Rising trend in Monero-mining malware

Overall, there's been a rise in attempts to spread cryptocurrency mining malware in recent months, especially malware that mines for Monero.

Excluding cryptojacking events —which also mine Monero— some of the Monero-mining malware families and botnets we've seen in 2017 include Digmine, an unnamed botnet targeting WordPress sites, Hexmen, Loapi, Zealot, WaterMiner, an unnamed botnet targeting IIS 6.0 servers, CodeFork, and Bondnet.

Two weeks in 2018 and we've already seen PyCryptoMiner targeting Linux servers and another group targeting Oracle WebLogic servers.

In most of the incidents mentioned above that targeted web servers, attackers tried to use recent exploits, as there would be more vulnerable machines to infect.

The RubyMiner attacks are peculiar because attackers use very old exploits, which most security software would be able to detect, and which would have alerted server owners.

Finkelstein told Bleeping Computer that attackers might have been looking for abandoned machines on purpose, such as "forgotten PCs and servers with old OS versions," that sysadmins forgot they left online.

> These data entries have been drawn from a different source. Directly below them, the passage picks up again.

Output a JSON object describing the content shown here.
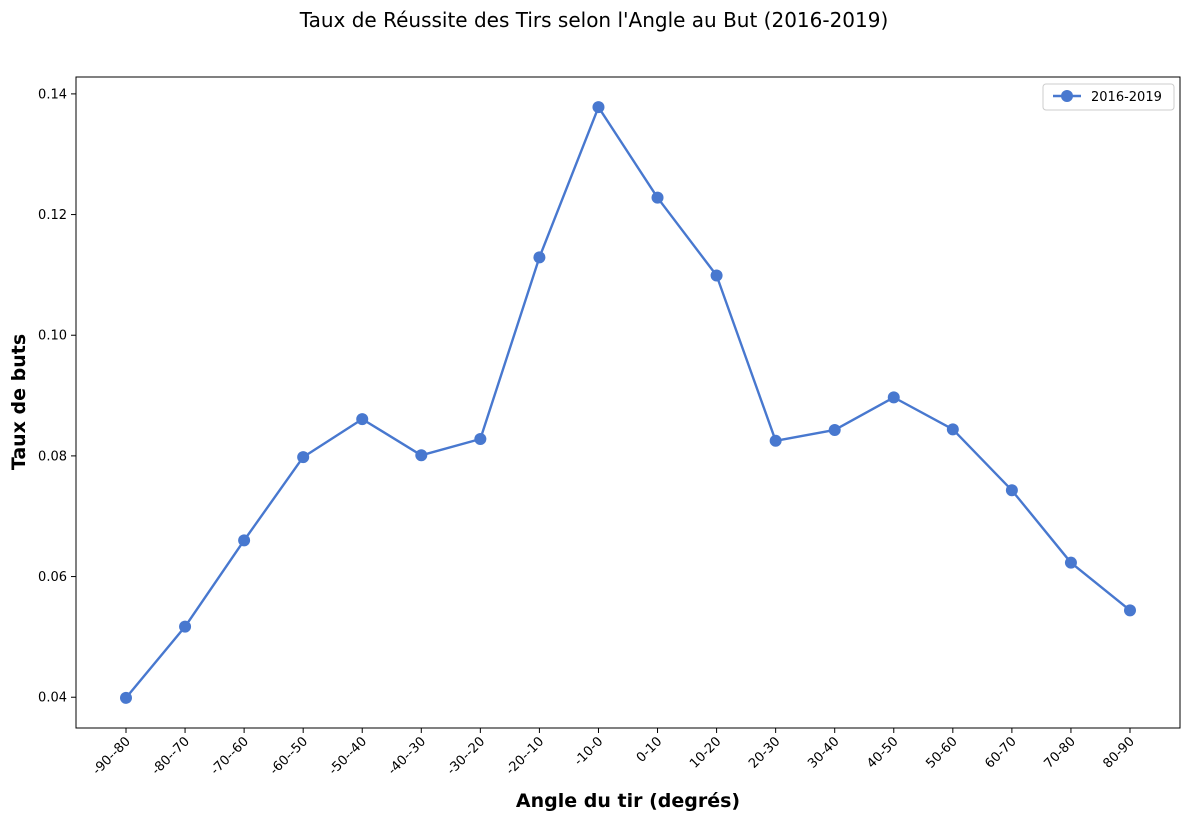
{
  "chart_data": {
    "type": "line",
    "title": "Taux de Réussite des Tirs selon l'Angle au But (2016-2019)",
    "xlabel": "Angle du tir (degrés)",
    "ylabel": "Taux de buts",
    "categories": [
      "-90--80",
      "-80--70",
      "-70--60",
      "-60--50",
      "-50--40",
      "-40--30",
      "-30--20",
      "-20--10",
      "-10-0",
      "0-10",
      "10-20",
      "20-30",
      "30-40",
      "40-50",
      "50-60",
      "60-70",
      "70-80",
      "80-90"
    ],
    "series": [
      {
        "name": "2016-2019",
        "color": "#4878cf",
        "values": [
          0.0399,
          0.0517,
          0.066,
          0.0798,
          0.0861,
          0.0801,
          0.0828,
          0.1129,
          0.1378,
          0.1228,
          0.1099,
          0.0825,
          0.0843,
          0.0897,
          0.0844,
          0.0743,
          0.0623,
          0.0544
        ]
      }
    ],
    "ylim": [
      0.0349,
      0.1428
    ],
    "yticks": [
      "0.04",
      "0.06",
      "0.08",
      "0.10",
      "0.12",
      "0.14"
    ],
    "ytick_values": [
      0.04,
      0.06,
      0.08,
      0.1,
      0.12,
      0.14
    ],
    "grid": false,
    "legend_position": "top-right",
    "marker": "circle"
  }
}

"Infecting them would ensure long periods of successful mining beneath the security radar, "Finkelstein says.

RubyMiner crew infected 700 servers

Check Point put the number of servers infected with RubyMiner at around 700 and estimated the attackers' earnings at $540, based on the wallet addresses found in the custom XMRig miner deployed by the RubyMiner malware.

Many would argue that the group would be more successful and earn more money if they'd use more recent exploits instead of ten-year-old vulnerabilities. For example, a group that targeted Oracle WebLogic servers with an exploit from October 2017 made a whopping $226,000.

More information about the RubyMiner attacks are available in reports from Check Point and Certego.